Def, ecco le mosse di Tria per uscire dalla recessione

Il Def su cui sta lavorando Giovanni Tria prevede un tagli di 2 miliardi ai ministeri, non include la flat tax e mantiene temporanea Quota 100

Pian piano prende il Def prende corpo. Il ministro dell’Economia Giovanni Tria, dopo aver incontrato a Bucarest i Commissari Valdis Dombrovskis e Pierre Moscovici, al vertice odierno di Palazzo Chigi proporrà una sforbiciata al deficit strutturale di quest’anno pari allo 0,1% del Pil, ossia più di un miliardo.
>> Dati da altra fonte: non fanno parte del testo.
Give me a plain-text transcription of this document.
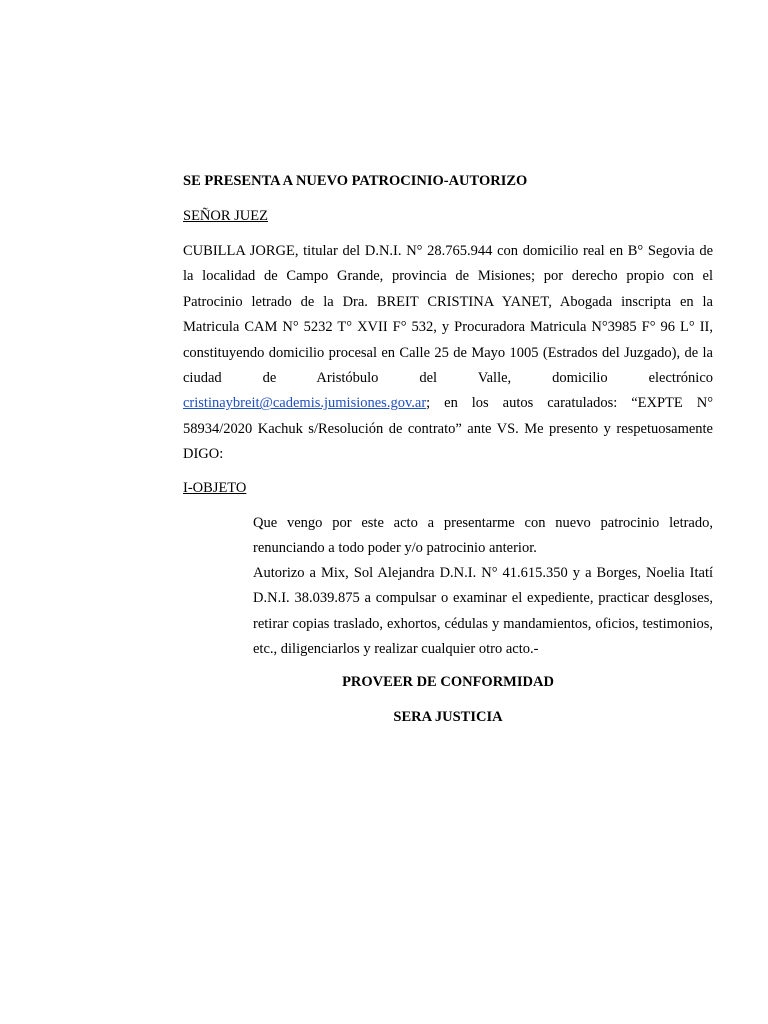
SE PRESENTA A NUEVO PATROCINIO-AUTORIZO
SEÑOR JUEZ
CUBILLA JORGE, titular del D.N.I. N° 28.765.944 con domicilio real en B° Segovia de la localidad de Campo Grande, provincia de Misiones; por derecho propio con el Patrocinio letrado de la Dra. BREIT CRISTINA YANET, Abogada inscripta en la Matricula CAM N° 5232 T° XVII F° 532, y Procuradora Matricula N°3985 F° 96 L° II, constituyendo domicilio procesal en Calle 25 de Mayo 1005 (Estrados del Juzgado), de la ciudad de Aristóbulo del Valle, domicilio electrónico cristinaybreit@cademis.jumisiones.gov.ar; en los autos caratulados: “EXPTE N° 58934/2020 Kachuk s/Resolución de contrato” ante VS. Me presento y respetuosamente DIGO:
I-OBJETO
Que vengo por este acto a presentarme con nuevo patrocinio letrado, renunciando a todo poder y/o patrocinio anterior.
Autorizo a Mix, Sol Alejandra D.N.I. N° 41.615.350 y a Borges, Noelia Itatí D.N.I. 38.039.875 a compulsar o examinar el expediente, practicar desgloses, retirar copias traslado, exhortos, cédulas y mandamientos, oficios, testimonios, etc., diligenciarlos y realizar cualquier otro acto.-
PROVEER DE CONFORMIDAD
SERA JUSTICIA
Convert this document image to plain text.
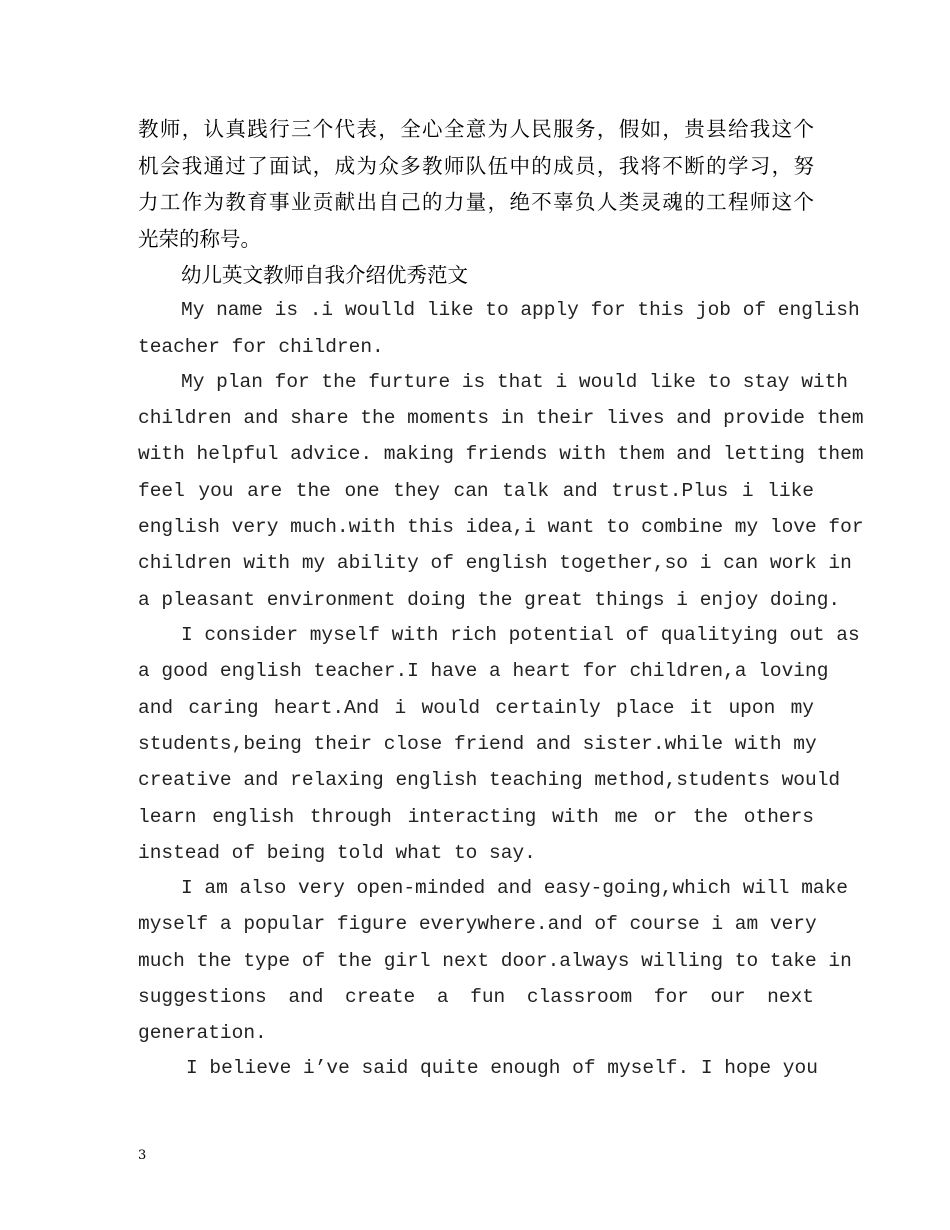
教师，认真践行三个代表，全心全意为人民服务，假如，贵县给我这个
机会我通过了面试，成为众多教师队伍中的成员，我将不断的学习，努
力工作为教育事业贡献出自己的力量，绝不辜负人类灵魂的工程师这个
光荣的称号。
幼儿英文教师自我介绍优秀范文
My name is .i woulld like to apply for this job of english
teacher for children.
My plan for the furture is that i would like to stay with
children and share the moments in their lives and provide them
with helpful advice. making friends with them and letting them
feel you are the one they can talk and trust.Plus i like
english very much.with this idea,i want to combine my love for
children with my ability of english together,so i can work in
a pleasant environment doing the great things i enjoy doing.
I consider myself with rich potential of qualitying out as
a good english teacher.I have a heart for children,a loving
and caring heart.And i would certainly place it upon my
students,being their close friend and sister.while with my
creative and relaxing english teaching method,students would
learn english through interacting with me or the others
instead of being told what to say.
I am also very open-minded and easy-going,which will make
myself a popular figure everywhere.and of course i am very
much the type of the girl next door.always willing to take in
suggestions and create a fun classroom for our next
generation.
I believe i’ve said quite enough of myself. I hope you
3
Il Def conferma che siamo in una fase di recessione dell’economia mondiale dovuta alla Brexit, alla guerra commerciale tra gli Usa e la Cina e alla frenata della locomotiva tedesca. La crescita dell’Italia, inizialmente prevista dell’1%, sarà dello 0,1% e il deficit salirà al 2,4%. Tria vorrebbe attuare una sforbiciata al deficit strutturale pari allo 0,1% del Pil per recuperare 1 milardo e mezzo. Il governo, però, non sembra intenzionato a varare una manovra correttiva e ad aumentare l’Iva anche se non spiega come recupererà le risorse necessarie per evitare tutto questo. Ma il vero nodo è la flat tax per le famiglie che la Lega vuole sia presente nel Def. Tria, si legge sul Corriere della Sera, vorrebbe restare sul vago e, quindi, non essere costretto a indicare come finanziare quegli sgravi e, per tacitare l’Ue, vorrebbe mantenere la temporaneità di Quota 100. Lo sblocca-cantieri e il decreto crescita, secondo i calcoli del Mef, dovrebbe aumentare il Pil dello 0,3%, mentre dai tagli ai ministeri dovrebbero arrivare 2 miliardi. Si tratta di fondi ministeriali relativi agli incentivi alle imprese (640 milioni), alla mobilità locale (300), ma anche all’università (70) e ai diritti sociali e alla famiglia (40). Infine c’è il capitolo privatizzazioni da un lato (19 miliardi) e dismissioni delle caserme dall’altro (1 miliardo). Soldi che servirebbero ad abbattere il debito ma che difficilmente potrebbero essere sufficienti.

Commenti

schiacciarayban

Lun, 08/04/2019 - 11:44

In mezzo a questa banda di scappati di casa, Tria mi sembra l'unico con le idee chiare, anche se ormai gran parte dei danni sono fatti purtroppo.

Ritratto di L'Informista

L'Informista

Lun, 08/04/2019 - 12:45

Non vedo dove stiano i danni. Di per sè le misure sul reddito di cittadinanza e quota 100 hanno un loro perché e rispondono ad esigenze reali di una parte della popolazione alle quali è necessario dare delle risposte. Se poi si vuole mettere in discussione l'impianto del welfare italiano, allora ripartiamo dal discutere anche di cassa integrazione, mobilità, maternità, pensioni di invalidità, disoccupazione, TBC e quant'altro. Semplicemente queste misure non vengono discusse in quanto date per acquisite e rientrano tra quelle che ai definiscono "conquiste sociali".

agosvac

Lun, 08/04/2019 - 13:18

Possibile che un Ministro dell'Economia non prenda neanche in considerazione la diminuzione delle tasse? Mi sembra alquanto strano perché sono le troppe tasse che soffocano l'Italia e gli italiani.

Ritratto di L'Informista

L'Informista

Lun, 08/04/2019 - 13:52

Caro sig. Agosvac non posso non darle ragione. Anch'io mi sento soffocare da qualche anno a questa parte. Ma da mia moglie però! La vera tassa che pesa sui conti di famiglia... spero nel ritorno di Berlusconi affinché l'abolisca.

Duka

Mar, 09/04/2019 - 09:18

Ha ufficialmente inizio il mese delle LUCI IN FONDO AL TUNNEL bravo sei un genio!